Her child was very frail and could not breathe when she brought him to the hospital, but he is recovering, she said.
"My husband used to work, but he has been jobless for the past several months. We cannot afford to buy meat or fruits. My four other children are also thin and weak," Fatima said.
"We have never experienced this level of poverty in our lives ... we were better off. However, now that he [her husband] is jobless, we have no income," she said.
Malnutrition on the rise
The number of children suffering from malnutrition is increasing in the western region, reports say.
The number of malnourished children under MSF treatment was 200 in May, according to MSF, but it raised that number to 374 in June. Almost 80% of them are Herat residents.
The MSF-supported paediatric ward at Herat Regional Hospital has only 80 beds.
Poverty and hunger have affected most children, said Dr. Khalid Zahid, a paediatrician at the MSF-supported paediatric ward.
"When a pregnant mother does not eat nutritious food, her child becomes very weak ... the mother loses weight from poor health and weakness, and the baby is born very weak," he said.
"A malnourished child is very vulnerable to diseases. Unfortunately, many die every year after contracting illnesses such as diarrhoea and pneumonia," Zahid said.
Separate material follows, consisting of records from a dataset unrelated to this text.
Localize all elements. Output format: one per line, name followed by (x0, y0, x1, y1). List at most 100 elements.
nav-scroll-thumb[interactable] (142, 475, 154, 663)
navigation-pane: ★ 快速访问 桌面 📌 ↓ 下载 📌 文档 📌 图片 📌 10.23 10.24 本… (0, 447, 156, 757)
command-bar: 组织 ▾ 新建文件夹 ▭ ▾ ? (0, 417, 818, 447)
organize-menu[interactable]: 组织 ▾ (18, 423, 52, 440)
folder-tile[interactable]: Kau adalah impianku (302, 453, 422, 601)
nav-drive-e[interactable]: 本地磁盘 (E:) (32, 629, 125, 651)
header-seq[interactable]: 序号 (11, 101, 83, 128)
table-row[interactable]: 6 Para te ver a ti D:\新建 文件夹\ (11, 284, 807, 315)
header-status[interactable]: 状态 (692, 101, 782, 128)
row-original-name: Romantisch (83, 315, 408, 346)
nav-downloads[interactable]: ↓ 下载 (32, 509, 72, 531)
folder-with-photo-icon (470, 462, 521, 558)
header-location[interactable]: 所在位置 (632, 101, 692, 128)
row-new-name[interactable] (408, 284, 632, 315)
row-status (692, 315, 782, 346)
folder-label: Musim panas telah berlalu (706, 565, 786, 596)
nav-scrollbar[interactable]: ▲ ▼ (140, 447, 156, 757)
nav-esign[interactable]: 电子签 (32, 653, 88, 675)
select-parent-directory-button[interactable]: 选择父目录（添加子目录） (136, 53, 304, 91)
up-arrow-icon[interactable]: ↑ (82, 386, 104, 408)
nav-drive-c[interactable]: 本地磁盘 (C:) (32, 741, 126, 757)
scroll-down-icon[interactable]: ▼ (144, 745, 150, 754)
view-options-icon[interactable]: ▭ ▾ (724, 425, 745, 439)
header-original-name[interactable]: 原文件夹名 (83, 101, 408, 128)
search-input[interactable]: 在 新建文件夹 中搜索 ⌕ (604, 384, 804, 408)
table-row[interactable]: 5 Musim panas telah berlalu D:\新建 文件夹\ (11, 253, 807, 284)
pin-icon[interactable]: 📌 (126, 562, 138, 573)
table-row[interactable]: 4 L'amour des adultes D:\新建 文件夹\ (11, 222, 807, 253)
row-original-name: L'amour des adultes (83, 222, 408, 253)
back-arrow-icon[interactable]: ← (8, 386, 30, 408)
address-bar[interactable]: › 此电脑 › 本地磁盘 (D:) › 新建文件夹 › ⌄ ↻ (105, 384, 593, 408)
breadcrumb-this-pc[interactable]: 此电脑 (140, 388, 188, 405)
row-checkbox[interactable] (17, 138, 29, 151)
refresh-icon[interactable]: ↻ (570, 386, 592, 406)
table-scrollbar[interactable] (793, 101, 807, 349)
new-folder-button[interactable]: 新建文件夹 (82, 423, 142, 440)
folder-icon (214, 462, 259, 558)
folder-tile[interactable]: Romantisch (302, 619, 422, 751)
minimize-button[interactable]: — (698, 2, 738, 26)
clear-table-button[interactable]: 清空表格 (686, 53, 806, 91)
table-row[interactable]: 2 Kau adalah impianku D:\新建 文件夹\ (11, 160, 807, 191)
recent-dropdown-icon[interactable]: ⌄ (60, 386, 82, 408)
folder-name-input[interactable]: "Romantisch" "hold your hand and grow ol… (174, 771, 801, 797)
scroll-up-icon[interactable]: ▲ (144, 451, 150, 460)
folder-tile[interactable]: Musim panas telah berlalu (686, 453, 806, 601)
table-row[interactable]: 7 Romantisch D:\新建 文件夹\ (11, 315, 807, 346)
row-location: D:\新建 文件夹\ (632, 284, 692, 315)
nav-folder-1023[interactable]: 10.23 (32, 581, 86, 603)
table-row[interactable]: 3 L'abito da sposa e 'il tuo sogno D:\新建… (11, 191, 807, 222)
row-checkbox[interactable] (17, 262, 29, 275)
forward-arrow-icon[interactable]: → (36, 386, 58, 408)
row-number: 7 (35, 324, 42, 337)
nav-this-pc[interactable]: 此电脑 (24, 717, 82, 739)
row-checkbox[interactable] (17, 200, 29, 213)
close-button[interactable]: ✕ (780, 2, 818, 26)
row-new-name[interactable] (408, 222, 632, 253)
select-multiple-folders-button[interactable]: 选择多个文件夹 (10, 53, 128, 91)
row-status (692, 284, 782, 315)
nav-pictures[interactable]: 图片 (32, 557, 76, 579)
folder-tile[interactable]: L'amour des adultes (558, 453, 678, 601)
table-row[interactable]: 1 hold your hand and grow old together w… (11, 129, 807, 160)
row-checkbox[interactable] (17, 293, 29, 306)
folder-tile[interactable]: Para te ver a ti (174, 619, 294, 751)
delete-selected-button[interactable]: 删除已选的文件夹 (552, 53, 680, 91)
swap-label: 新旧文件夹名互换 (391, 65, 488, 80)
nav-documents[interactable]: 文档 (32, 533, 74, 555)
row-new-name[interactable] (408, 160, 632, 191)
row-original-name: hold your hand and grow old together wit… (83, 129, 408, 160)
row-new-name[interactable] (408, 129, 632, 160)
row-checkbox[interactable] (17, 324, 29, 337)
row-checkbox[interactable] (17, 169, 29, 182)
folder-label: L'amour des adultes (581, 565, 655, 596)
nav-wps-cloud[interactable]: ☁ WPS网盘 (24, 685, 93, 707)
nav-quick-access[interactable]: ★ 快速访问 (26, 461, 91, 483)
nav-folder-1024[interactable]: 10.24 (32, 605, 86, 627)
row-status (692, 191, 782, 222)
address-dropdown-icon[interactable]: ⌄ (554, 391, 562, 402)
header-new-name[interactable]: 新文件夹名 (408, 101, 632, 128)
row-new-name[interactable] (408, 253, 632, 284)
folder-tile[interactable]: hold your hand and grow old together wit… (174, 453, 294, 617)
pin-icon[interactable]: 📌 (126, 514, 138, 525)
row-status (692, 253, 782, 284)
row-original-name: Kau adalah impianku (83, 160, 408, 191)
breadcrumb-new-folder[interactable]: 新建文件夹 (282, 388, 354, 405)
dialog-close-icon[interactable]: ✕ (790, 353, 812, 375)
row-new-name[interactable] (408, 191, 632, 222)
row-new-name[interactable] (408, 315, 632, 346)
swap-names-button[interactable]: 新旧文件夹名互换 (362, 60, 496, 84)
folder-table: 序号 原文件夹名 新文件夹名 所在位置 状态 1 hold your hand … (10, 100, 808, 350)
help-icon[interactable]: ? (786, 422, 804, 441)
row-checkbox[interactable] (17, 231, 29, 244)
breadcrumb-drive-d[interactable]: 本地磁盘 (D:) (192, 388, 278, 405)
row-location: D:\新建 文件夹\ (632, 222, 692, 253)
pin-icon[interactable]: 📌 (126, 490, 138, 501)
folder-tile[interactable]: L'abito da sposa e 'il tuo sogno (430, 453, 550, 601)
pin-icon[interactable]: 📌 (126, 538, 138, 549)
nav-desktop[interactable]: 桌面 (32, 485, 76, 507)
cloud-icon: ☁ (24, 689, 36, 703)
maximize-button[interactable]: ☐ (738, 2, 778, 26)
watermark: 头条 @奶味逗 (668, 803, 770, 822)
More than 90% of malnourished children admitted to the hospital are from extremely poor families, said Dr. Fawzia Azizi, another paediatrician at the MSF-supported paediatric ward in Herat city.
"The number of malnourished children was very low last year, but it has significantly increased this year and the number is increasing by the day," she added.
"Many malnourished children are brought to the hospital in critical condition. Health services provided by the MSF have saved many lives. All medications, milk and food are given to the children for free," she said.